A ‘Celeste’ era então uma potência do futebol, com dois títulos olímpicos (1924, 1928) e um título mundial (1930), que venceu invicta. Então “o Maracanã foi uma confirmação para quem viveu esse período”, diz o sociólogo Felipe Arocena, da Universidade da República.

“Isso foi muito mais do que a final de 1950, embora a épica decisão no Maracanã tenha acabado obscurecendo” as campanhas das três décadas anteriores.

“Era uma partida em que se podia vencer ou perder”, insiste Garrido. “A história que foi escrita depois a transformou em uma façanha”.

– Garra x Realidade –

E a história escreveu que, nos 70 anos seguintes, o Uruguai não voltaria a ganhar uma Copa do Mundo.

Para alguns, a história épica do Maracanazo teve seu impacto, porque acomodou o país na ideia de que a vitória é possível simplesmente pela força da ‘garra’.

A nostalgia dessa final também é a nostalgia de uma era florescente do ponto de vista econômico, que quando começou a se deteriorar arrastou consigo o futebol.

“Como país pequeno e sem grandes recursos, tornou-se cada vez mais difícil competir em um esporte em que o dinheiro é cada vez mais importante”, admite Prats.

Além disso, quando o Uruguai iniciou seu declínio econômico “o esporte em geral deixou de receber a atenção por parte do Estado que havia recebido no início do século”, diz Arocena.

“Quisemos suprir a impotência futebolística com a pancada, o chutão e a mal compreendida garra”, acrescenta.

Isso começou a mudar nas mãos do veterano técnico Oscar Tabárez, que assumiu o comando da seleção uruguaia em 2006.

“Foi a retomada com a profissionalização e a preparação científica e psicológica dos jogadores”, diz o sociólogo.

– O elo conquistado –

Mas ainda hoje, sete décadas depois, o Maracanã continua tendo força no imaginário coletivo uruguaio.

“É um episódio que gera orgulho nacional, com aspectos que parecem lendários”, diz Prats, embora ele também enfatize que isso estimula a nostalgia “às vezes em excesso”.

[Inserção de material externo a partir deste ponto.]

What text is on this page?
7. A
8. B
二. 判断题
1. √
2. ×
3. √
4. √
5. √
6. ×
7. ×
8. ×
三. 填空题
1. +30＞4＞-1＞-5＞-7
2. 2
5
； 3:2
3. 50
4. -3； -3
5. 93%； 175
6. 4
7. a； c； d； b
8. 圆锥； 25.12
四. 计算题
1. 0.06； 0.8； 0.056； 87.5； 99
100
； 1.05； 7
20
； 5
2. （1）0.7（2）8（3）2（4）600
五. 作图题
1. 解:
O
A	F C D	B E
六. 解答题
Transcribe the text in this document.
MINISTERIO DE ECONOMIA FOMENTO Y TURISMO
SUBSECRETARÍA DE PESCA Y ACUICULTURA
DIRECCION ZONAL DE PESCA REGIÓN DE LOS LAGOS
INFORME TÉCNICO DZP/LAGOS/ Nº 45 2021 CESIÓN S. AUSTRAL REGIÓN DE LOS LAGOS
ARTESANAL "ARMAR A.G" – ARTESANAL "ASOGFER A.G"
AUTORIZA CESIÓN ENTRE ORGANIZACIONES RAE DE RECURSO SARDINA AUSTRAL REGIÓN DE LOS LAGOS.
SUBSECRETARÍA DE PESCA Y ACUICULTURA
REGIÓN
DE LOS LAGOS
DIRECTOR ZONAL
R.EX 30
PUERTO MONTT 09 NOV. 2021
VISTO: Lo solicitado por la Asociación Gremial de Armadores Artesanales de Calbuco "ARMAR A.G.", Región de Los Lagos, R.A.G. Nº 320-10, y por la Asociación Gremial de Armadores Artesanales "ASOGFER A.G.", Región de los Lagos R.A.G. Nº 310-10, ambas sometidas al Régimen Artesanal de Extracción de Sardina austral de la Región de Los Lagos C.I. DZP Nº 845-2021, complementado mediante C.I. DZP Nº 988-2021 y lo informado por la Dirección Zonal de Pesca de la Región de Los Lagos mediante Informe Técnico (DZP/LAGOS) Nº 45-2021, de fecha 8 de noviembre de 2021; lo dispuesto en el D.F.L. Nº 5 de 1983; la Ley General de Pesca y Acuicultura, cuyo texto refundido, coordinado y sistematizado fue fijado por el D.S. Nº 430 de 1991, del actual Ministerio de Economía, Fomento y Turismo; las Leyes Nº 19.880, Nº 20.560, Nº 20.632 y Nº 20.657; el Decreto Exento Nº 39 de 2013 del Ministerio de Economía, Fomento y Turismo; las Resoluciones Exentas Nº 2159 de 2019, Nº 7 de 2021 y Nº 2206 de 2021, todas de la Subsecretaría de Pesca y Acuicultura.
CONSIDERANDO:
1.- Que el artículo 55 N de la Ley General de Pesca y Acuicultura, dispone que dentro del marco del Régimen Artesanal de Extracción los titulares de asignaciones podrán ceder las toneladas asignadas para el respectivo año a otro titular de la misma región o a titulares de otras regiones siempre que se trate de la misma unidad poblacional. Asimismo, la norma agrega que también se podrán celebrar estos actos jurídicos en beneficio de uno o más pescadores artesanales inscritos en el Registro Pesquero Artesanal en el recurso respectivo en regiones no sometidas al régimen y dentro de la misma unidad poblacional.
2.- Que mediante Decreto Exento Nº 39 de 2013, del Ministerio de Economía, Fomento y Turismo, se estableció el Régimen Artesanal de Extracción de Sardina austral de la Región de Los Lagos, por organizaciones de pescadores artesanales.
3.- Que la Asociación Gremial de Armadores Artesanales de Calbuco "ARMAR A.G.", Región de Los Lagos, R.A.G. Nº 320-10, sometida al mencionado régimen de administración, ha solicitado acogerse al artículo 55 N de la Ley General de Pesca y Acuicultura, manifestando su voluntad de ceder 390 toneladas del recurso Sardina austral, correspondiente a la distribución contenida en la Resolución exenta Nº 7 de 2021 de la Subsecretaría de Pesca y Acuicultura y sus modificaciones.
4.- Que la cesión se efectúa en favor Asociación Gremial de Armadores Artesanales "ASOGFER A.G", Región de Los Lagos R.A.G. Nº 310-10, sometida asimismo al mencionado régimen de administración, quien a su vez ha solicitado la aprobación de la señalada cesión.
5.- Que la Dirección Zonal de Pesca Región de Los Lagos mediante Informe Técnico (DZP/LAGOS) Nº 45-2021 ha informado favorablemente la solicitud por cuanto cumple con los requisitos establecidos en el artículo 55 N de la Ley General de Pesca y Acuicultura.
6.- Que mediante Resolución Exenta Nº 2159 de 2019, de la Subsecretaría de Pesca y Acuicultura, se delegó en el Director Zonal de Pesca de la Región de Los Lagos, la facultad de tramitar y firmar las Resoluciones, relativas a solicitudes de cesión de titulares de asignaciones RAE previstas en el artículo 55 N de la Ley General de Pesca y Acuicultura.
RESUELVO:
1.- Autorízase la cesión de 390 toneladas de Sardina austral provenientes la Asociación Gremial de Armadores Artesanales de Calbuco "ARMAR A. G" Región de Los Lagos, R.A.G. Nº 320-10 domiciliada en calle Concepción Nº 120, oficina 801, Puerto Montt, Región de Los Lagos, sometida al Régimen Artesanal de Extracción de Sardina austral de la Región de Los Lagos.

A conquista também tem um papel essencial na idiossincrasia uruguaia, de um pequeno país que luta para se destacar entre dois colossos como Argentina e Brasil: “o pequeno que pode encarar o gigante”.

Arocena, que coordenou a pesquisa publicada no livro “O que significa o futebol na sociedade uruguaia?”, destaca que para os uruguaios esse esporte é o “mais importante sinal de identidade internacional”.

Nesse contexto, “o Maracanã é um elo de uma cadeia histórica de eventos e sucessos, um elo que, sem dúvida, é mais brilhante e mais essencial do que os outros que compõem essa cadeia do ser futebolístico uruguaio”.